Cameron: Stop playing political football with the Euro
You’d never know it but there have been two sets of crucial negotiations going on this week. The ones to save the Euro that Cameron walked out of yesterday, and the ones to replace the Kyoto Treaty in Durban, South Africa. The ones going on in South Africa only made it onto the news bulletins when they had to be extended because a solution couldn’t be found. But if an agreement to introduce legally binding targets on carbon emissions isn’t reached in Durban then we may have lost a fight for our lives… this seems to me a bit more crucial that the game of political football that the government’s playing with the Euro.
Cameron walked out* of negotiations for two reasons:
- to appease Tory back benchers
- to protect the City and financial sector
But isn’t it deregulation of the financial sector that got us into this mess in the first place? Shouldn’t we be concentrating on dealing with our trade deficit by expanding our exports, instead of throwing our eggs back into the basket that cracked them in the first place? The bankers will be rubbing their hands together with glee at the PM’s latest move. Manufacturers however, will not have slept so easy last night: 40% of our exports are bought by EU countries. We’ve given up our place at the negotiating table for a political stunt that could cost us very dear in the long run.

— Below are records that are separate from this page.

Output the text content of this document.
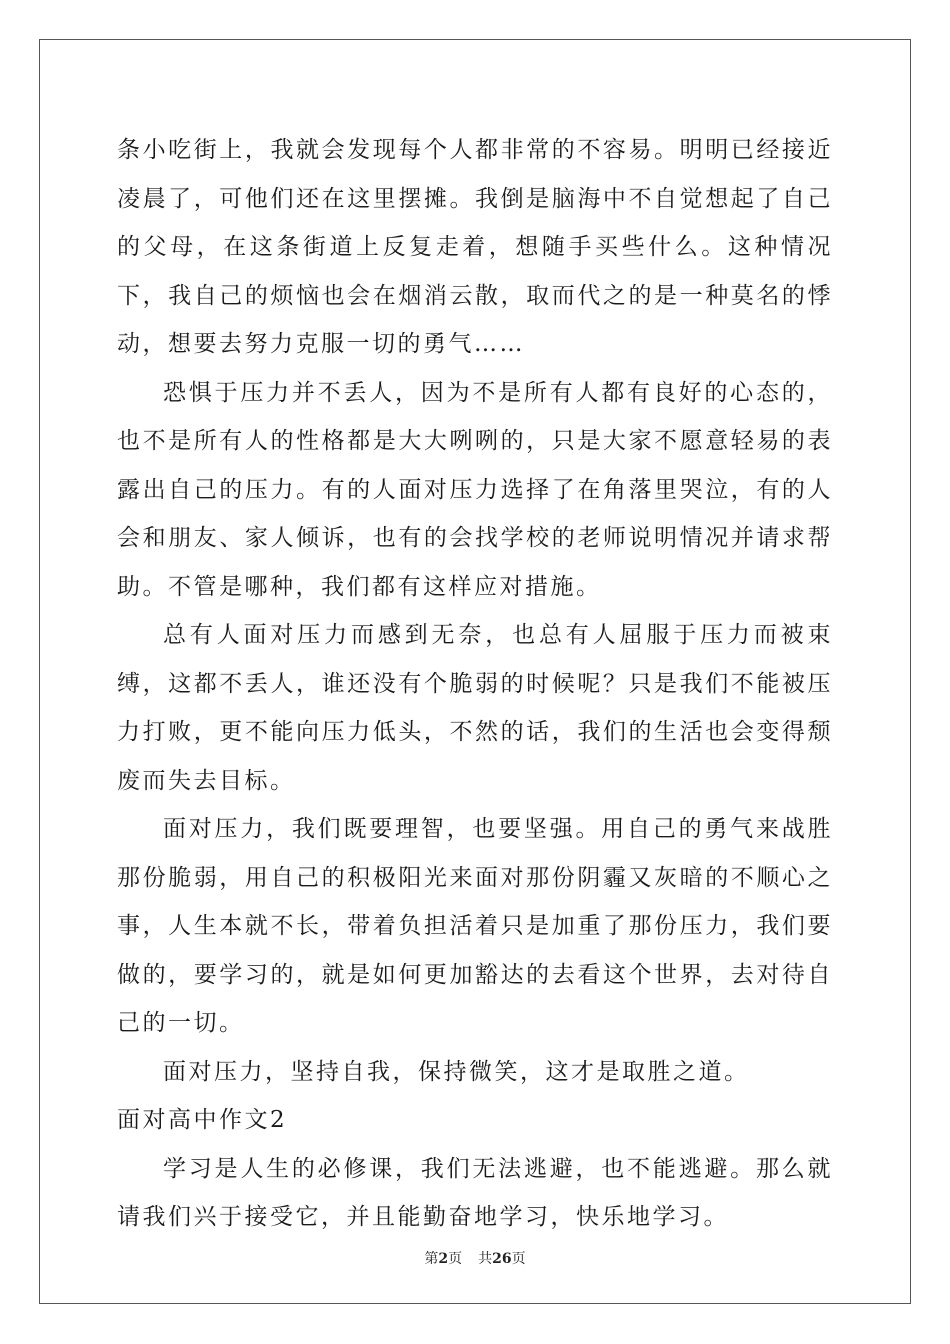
条小吃街上，我就会发现每个人都非常的不容易。明明已经接近凌晨了，可他们还在这里摆摊。我倒是脑海中不自觉想起了自己的父母，在这条街道上反复走着，想随手买些什么。这种情况下，我自己的烦恼也会在烟消云散，取而代之的是一种莫名的悸动，想要去努力克服一切的勇气……

恐惧于压力并不丢人，因为不是所有人都有良好的心态的，也不是所有人的性格都是大大咧咧的，只是大家不愿意轻易的表露出自己的压力。有的人面对压力选择了在角落里哭泣，有的人会和朋友、家人倾诉，也有的会找学校的老师说明情况并请求帮助。不管是哪种，我们都有这样应对措施。

总有人面对压力而感到无奈，也总有人屈服于压力而被束缚，这都不丢人，谁还没有个脆弱的时候呢？只是我们不能被压力打败，更不能向压力低头，不然的话，我们的生活也会变得颓废而失去目标。

面对压力，我们既要理智，也要坚强。用自己的勇气来战胜那份脆弱，用自己的积极阳光来面对那份阴霾又灰暗的不顺心之事，人生本就不长，带着负担活着只是加重了那份压力，我们要做的，要学习的，就是如何更加豁达的去看这个世界，去对待自己的一切。

面对压力，坚持自我，保持微笑，这才是取胜之道。

面对高中作文2

学习是人生的必修课，我们无法逃避，也不能逃避。那么就请我们兴于接受它，并且能勤奋地学习，快乐地学习。

第2页 共26页
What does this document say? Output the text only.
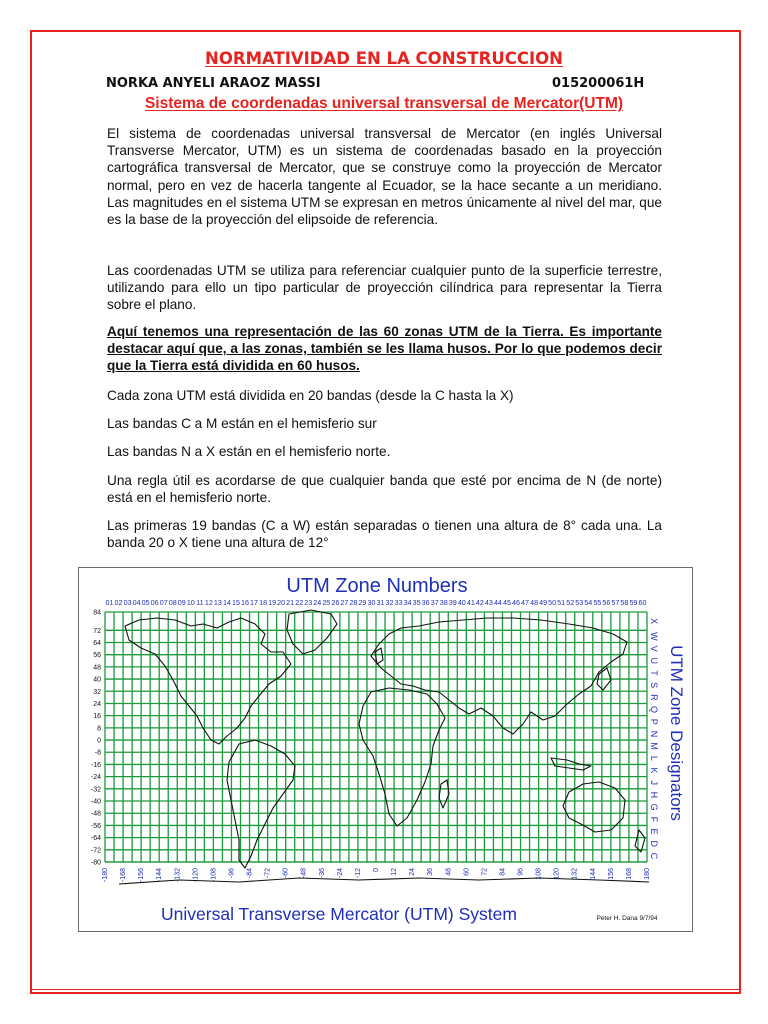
NORMATIVIDAD EN LA CONSTRUCCION
NORKA ANYELI ARAOZ MASSI	015200061H
Sistema de coordenadas universal transversal de Mercator(UTM)

El sistema de coordenadas universal transversal de Mercator (en inglés Universal Transverse Mercator, UTM) es un sistema de coordenadas basado en la proyección cartográfica transversal de Mercator, que se construye como la proyección de Mercator normal, pero en vez de hacerla tangente al Ecuador, se la hace secante a un meridiano. Las magnitudes en el sistema UTM se expresan en metros únicamente al nivel del mar, que es la base de la proyección del elipsoide de referencia.

Las coordenadas UTM se utiliza para referenciar cualquier punto de la superficie terrestre, utilizando para ello un tipo particular de proyección cilíndrica para representar la Tierra sobre el plano.

Aquí tenemos una representación de las 60 zonas UTM de la Tierra. Es importante destacar aquí que, a las zonas, también se les llama husos. Por lo que podemos decir que la Tierra está dividida en 60 husos.

Cada zona UTM está dividida en 20 bandas (desde la C hasta la X)

Las bandas C a M están en el hemisferio sur

Las bandas N a X están en el hemisferio norte.

Una regla útil es acordarse de que cualquier banda que esté por encima de N (de norte) está en el hemisferio norte.

Las primeras 19 bandas (C a W) están separadas o tienen una altura de 8° cada una. La banda 20 o X tiene una altura de 12°

UTM Zone Numbers
Universal Transverse Mercator (UTM) System	Peter H. Dana 9/7/94
UTM Zone Designators
01 02 03 04 05 06 07 08 09 10 11 12 13 14 15 16 17 18 19 20 21 22 23 24 25 26 27 28 29 30 31 32 33 34 35 36 37 38 39 40 41 42 43 44 45 46 47 48 49 50 51 52 53 54 55 56 57 58 59 60
84
72
64
56
48
40
32
24
16
8
0
-8
-16
-24
-32
-40
-48
-56
-64
-72
-80
X
W
V
U
T
S
R
Q
P
N
M
L
K
J
H
G
F
E
D
C
-180 -168 -156 -144 -132 -120 -108 -96 -84 -72 -60 -48 -36 -24 -12 0 12 24 36 48 60 72 84 96 108 120 132 144 156 168 180
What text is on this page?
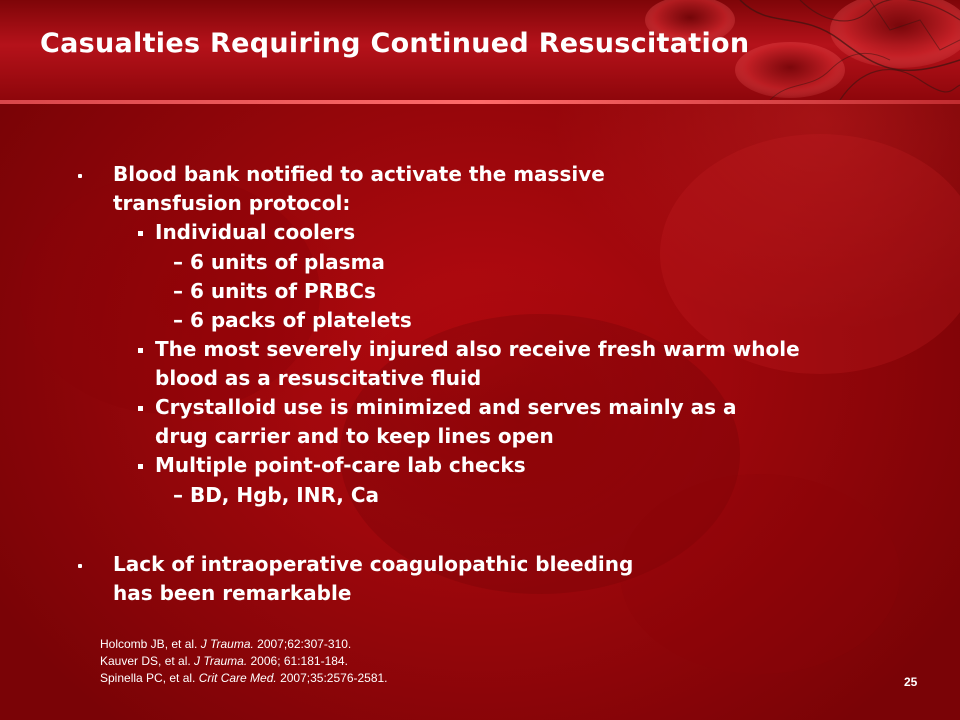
Casualties Requiring Continued Resuscitation
Blood bank notified to activate the massive
transfusion protocol:
Individual coolers
– 6 units of plasma
– 6 units of PRBCs
– 6 packs of platelets
The most severely injured also receive fresh warm whole
blood as a resuscitative fluid
Crystalloid use is minimized and serves mainly as a
drug carrier and to keep lines open
Multiple point-of-care lab checks
– BD, Hgb, INR, Ca
Lack of intraoperative coagulopathic bleeding
has been remarkable
Holcomb JB, et al. J Trauma. 2007;62:307-310.
Kauver DS, et al. J Trauma. 2006; 61:181-184.
Spinella PC, et al. Crit Care Med. 2007;35:2576-2581.	25
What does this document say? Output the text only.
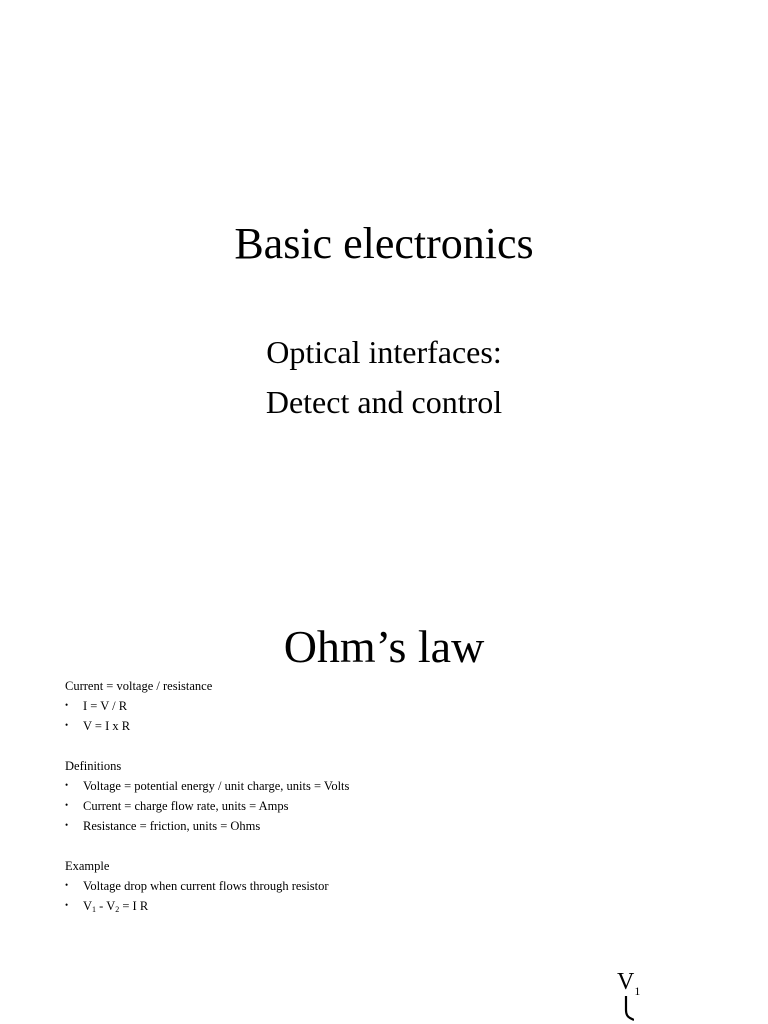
Basic electronics
Optical interfaces:
Detect and control
Ohm’s law
Current = voltage / resistance
• I = V / R
• V = I x R
Definitions
• Voltage = potential energy / unit charge, units = Volts
• Current = charge flow rate, units = Amps
• Resistance = friction, units = Ohms
Example
• Voltage drop when current flows through resistor
• $V_1 - V_2 = I$ R
$V_1$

Wouldn’t a fantastic way to boost the economy and mitigate climate calamity be to become world leaders in green energy? Since the recession the colour green has become a dangerous one, prodded occasionally by Chris Huhne – most politicians know best to steer well clear. But the fact remains that it’s investment in research and development of new products and technologies that’s the route out of economic stagnation. And it would be no bad thing if those new products helped us with the larger problem on our hands, the life and death one, climate change.
* By any stretch of the definition this was not a ‘veto’.